Sid Sheinberg is still his combative, shoot-from-the-hip self--a trait that puts him at a disadvantage when schmoozing or wooing talent. (“Some people may have problems with Sid since he puts a premium on honesty--not always a valued commodity in this town,” producer Perry Katz says.)

“Sid has great confidence in his ability to come up with good scripts,” observed his 36-year-old son Bill, a lawyer who became a TV executive at MTM Television and Spelling Entertainment. “But he has no idea how to get printed copies of them--or how the paper clips get in the bowl.”

Bill, as the most linear and structured of the three, cuts deals and oversees those day-to-day matters. Jon, a lover of “the hunt,” develops material and puts together movies. Sid brings all that experience--and the courage of his convictions. “It can take years to get a project greenlit in Hollywood,” said “That Old Feeling” producer Bonnie Bruckheimer. “Sid read the script and we were in production three weeks later.”

The Track Factory, the company’s musical wing, released the soundtracks to “Flipper” and “That Old Feeling” and has just brought rock vocalist Sammy Hagar aboard.
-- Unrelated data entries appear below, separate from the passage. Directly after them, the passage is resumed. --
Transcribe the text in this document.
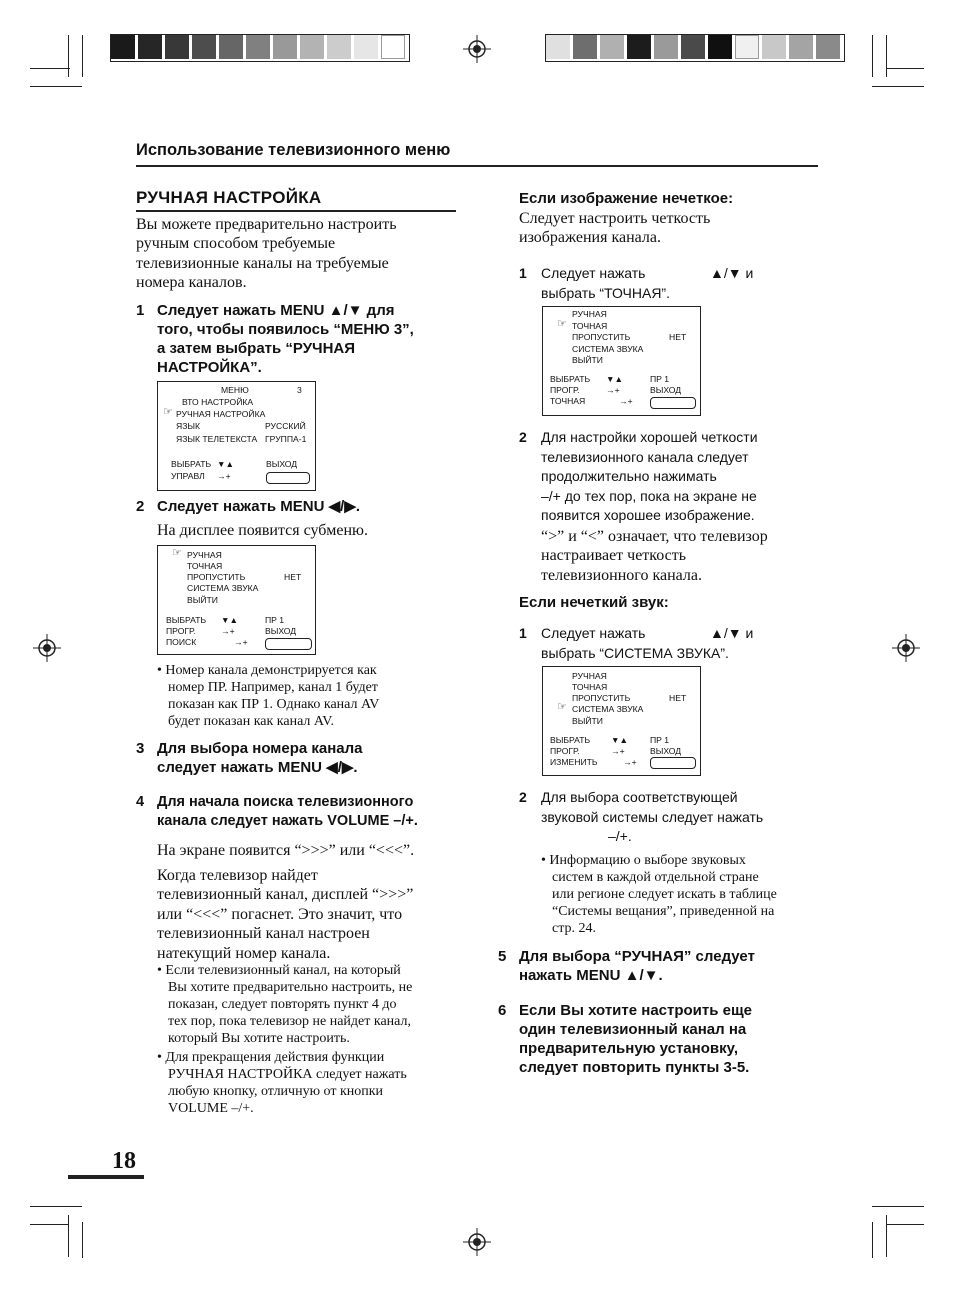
Использование телевизионного меню
РУЧНАЯ НАСТРОЙКА
Вы можете предварительно настроить
ручным способом требуемые
телевизионные каналы на требуемые
номера каналов.
1 Следует нажать MENU ▲/▼ для
того, чтобы появилось “МЕНЮ 3”,
а затем выбрать “РУЧНАЯ
НАСТРОЙКА”.
МЕНЮ	3
ВТО НАСТРОЙКА
☞ РУЧНАЯ НАСТРОЙКА
ЯЗЫК	РУССКИЙ
ЯЗЫК ТЕЛЕТЕКСТА ГРУППА-1
ВЫБРАТЬ ▼▲	ВЫХОД
УПРАВЛ →+
2 Следует нажать MENU ◀/▶.
На дисплее появится субменю.
☞ РУЧНАЯ
ТОЧНАЯ
ПРОПУСТИТЬ	НЕТ
СИСТЕМА ЗВУКА
ВЫЙТИ
ВЫБРАТЬ ▼▲	ПР 1
ПРОГР.	→+	ВЫХОД
ПОИСК	→+
• Номер канала демонстрируется как
номер ПР. Например, канал 1 будет
показан как ПР 1. Однако канал AV
будет показан как канал AV.
3 Для выбора номера канала
следует нажать MENU ◀/▶.
4 Для начала поиска телевизионного
канала следует нажать VOLUME –/+.
На экране появится “>>>” или “<<<”.
Когда телевизор найдет
телевизионный канал, дисплей “>>>”
или “<<<” погаснет. Это значит, что
телевизионный канал настроен
натекущий номер канала.
• Если телевизионный канал, на который
Вы хотите предварительно настроить, не
показан, следует повторять пункт 4 до
тех пор, пока телевизор не найдет канал,
который Вы хотите настроить.
• Для прекращения действия функции
РУЧНАЯ НАСТРОЙКА следует нажать
любую кнопку, отличную от кнопки
VOLUME –/+.
Если изображение нечеткое:
Следует настроить четкость
изображения канала.
1 Следует нажать	▲/▼ и
выбрать “ТОЧНАЯ”.
РУЧНАЯ
☞ ТОЧНАЯ
ПРОПУСТИТЬ	НЕТ
СИСТЕМА ЗВУКА
ВЫЙТИ
ВЫБРАТЬ ▼▲	ПР 1
ПРОГР.	→+	ВЫХОД
ТОЧНАЯ	→+
2 Для настройки хорошей четкости
телевизионного канала следует
продолжительно нажимать
–/+ до тех пор, пока на экране не
появится хорошее изображение.
“>” и “<” означает, что телевизор
настраивает четкость
телевизионного канала.
Если нечеткий звук:
1 Следует нажать	▲/▼ и
выбрать “СИСТЕМА ЗВУКА”.
РУЧНАЯ
ТОЧНАЯ
ПРОПУСТИТЬ	НЕТ
☞ СИСТЕМА ЗВУКА
ВЫЙТИ
ВЫБРАТЬ ▼▲	ПР 1
ПРОГР.	→+	ВЫХОД
ИЗМЕНИТЬ	→+
2 Для выбора соответствующей
звуковой системы следует нажать
–/+.
• Информацию о выборе звуковых
систем в каждой отдельной стране
или регионе следует искать в таблице
“Системы вещания”, приведенной на
стр. 24.
5 Для выбора “РУЧНАЯ” следует
нажать MENU ▲/▼.
6 Если Вы хотите настроить еще
один телевизионный канал на
предварительную установку,
следует повторить пункты 3-5.
18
Efforts to establish book, TV, licensing/merchandising and interactive media divisions are also part of the plan. Though these sectors have taken off slower than anticipated, said Sid Sheinberg, in the end, enjoying the work is what counts.

“This is all about family--extended family,” he said of his 30-person operation. “My biggest fear is that we’ll drift away from that and I’ll feel like I’m back at MCA. We have no aspirations to be a large growth enterprise. We don’t want to find ourselves building a $30-million atoll like we did in ‘Waterworld.’ Lew Wasserman, the smartest man I know, once said, ‘Life is not a rehearsal.’ You get to a certain age and you’re more aware of that.”